Dan rumahnya masih tetap sama, entahlah sepertinya tidak. Karena di depan rumahnya,

dia sekarang mendapati tanaman hias yang tumbuh dengan indahnya. Santi ibunya,

sepertinya punya hobi baru merawat tanaman hias.

Saat ini, gadis itu sedang duduk di teras rumahnya. Menikmati waktu santai yang

sudah lama tidak dia lakukan. Santi tiba-tiba duduk di sampingnya mencoba

menyampaikan sesuatu.

"Ayana, jika ada seorang laki-laki yang sholeh yang melamarmu, apakah kamu akan

menerimanya?" Tanya Ibunya tiba-tiba.

"Tentu saja aku akan menerimanya." Jawab Ayana mantap.

Ayana mengernyit bingung, tidak biasanya ibunya seperti ini.

"Apakah kamu yakin? tidak ingin melihat calonmu terlebih dahulu?"

"Apa maksud ibu?"

Ibunya tersenyum menanggapi pertanyaan anaknya.

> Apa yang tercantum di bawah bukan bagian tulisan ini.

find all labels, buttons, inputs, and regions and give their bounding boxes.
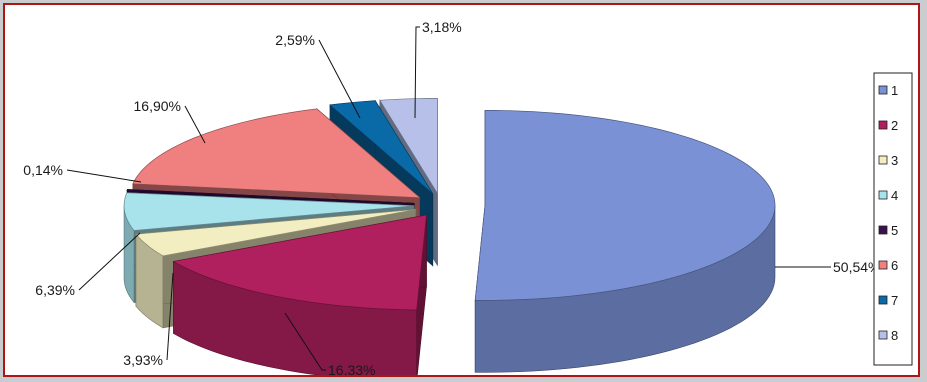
leader-line	[166, 272, 174, 361]
leader-line	[184, 105, 206, 144]
leader-line	[284, 312, 326, 371]
pie-slice-1	[474, 109, 776, 373]
legend: 1 2 3 4 5 6 7 8	[873, 72, 913, 366]
legend-label-8: 8	[891, 328, 898, 343]
legend-label-4: 4	[891, 188, 898, 203]
leader-line	[318, 39, 361, 119]
data-label-4: 6,39%	[35, 282, 75, 298]
data-label-6: 16,90%	[134, 98, 181, 114]
legend-label-7: 7	[891, 293, 898, 308]
data-label-3: 3,93%	[123, 352, 163, 368]
pie-chart: 50,54% 16,33% 3,93% 6,39% 0,14% 16,90% 2,59% 3,…	[23, 19, 913, 375]
legend-swatch-8	[878, 330, 888, 340]
pie-slice-2	[172, 214, 427, 375]
leader-line	[66, 169, 142, 183]
leader-line	[414, 26, 420, 119]
data-label-7: 2,59%	[275, 32, 315, 48]
data-label-2: 16,33%	[328, 362, 375, 375]
legend-swatch-4	[878, 190, 888, 200]
data-label-8: 3,18%	[422, 19, 462, 35]
legend-label-5: 5	[891, 223, 898, 238]
legend-swatch-7	[878, 295, 888, 305]
legend-label-2: 2	[891, 118, 898, 133]
legend-box	[873, 72, 913, 366]
legend-swatch-3	[878, 155, 888, 165]
legend-swatch-6	[878, 260, 888, 270]
data-label-1: 50,54%	[833, 259, 880, 275]
data-label-5: 0,14%	[23, 162, 63, 178]
legend-label-6: 6	[891, 258, 898, 273]
leader-line	[78, 232, 141, 291]
legend-swatch-5	[878, 225, 888, 235]
chart-frame: 50,54% 16,33% 3,93% 6,39% 0,14% 16,90% 2,59% 3,…	[3, 3, 920, 377]
legend-label-1: 1	[891, 83, 898, 98]
legend-swatch-1	[878, 85, 888, 95]
legend-swatch-2	[878, 120, 888, 130]
legend-label-3: 3	[891, 153, 898, 168]
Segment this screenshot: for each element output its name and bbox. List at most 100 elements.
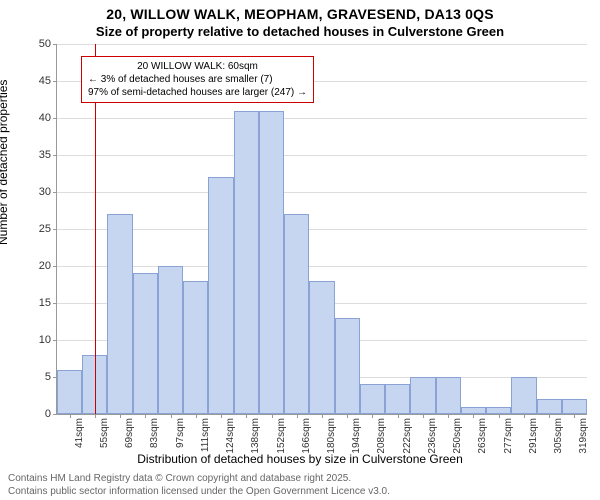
xtick-label: 180sqm <box>326 418 337 454</box>
xtick-label: 138sqm <box>250 418 261 454</box>
ytick-mark <box>53 414 57 415</box>
plot-area: 0510152025303540455041sqm55sqm69sqm83sqm… <box>56 44 587 415</box>
ytick-label: 10 <box>39 334 51 346</box>
histogram-bar <box>57 370 82 414</box>
histogram-bar <box>562 399 587 414</box>
annotation-line: 20 WILLOW WALK: 60sqm <box>88 60 307 73</box>
histogram-bar <box>107 214 132 414</box>
gridline <box>57 192 587 193</box>
histogram-bar <box>284 214 309 414</box>
ytick-label: 25 <box>39 223 51 235</box>
ytick-label: 30 <box>39 186 51 198</box>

"Kemarin sebelum kamu pulang, ada laki-laki yang datang melamarmu, kebetulan ibu kenal

dengan orang tuanya, dan laki-laki itu sholeh, ibu rasa dia cocok sebagai

pendamping hidupmu."

"Bagaimana, ibu bisa yakin? bahkan ibu baru bertemu sekali dengannya.

Ayana mencoba menyangkal, jujur saja dia merasa belum siap dengan pernikahan.

"Naluri ibu tidak pernah salah." Jawab ibunya dengan tenyum.

Santi ibu Ayana, tidak menyangka bahwa akhirnya anaknya bisa menukan kebahagiaan yang tidak memandang bagaimanapun asala usulnya.

Mungkin ini salahnya, karena saat remaja dia tidak menjaga pergaulannya sehingga

menyebabkan penderitaan untuk anaknya.

"Apakah,

dia tahu ibu, kalau aku ini. . .adalah anak haram." Ucap Ayana terbata-bata, sakit rasanya kata itu keluar dari mulutnya.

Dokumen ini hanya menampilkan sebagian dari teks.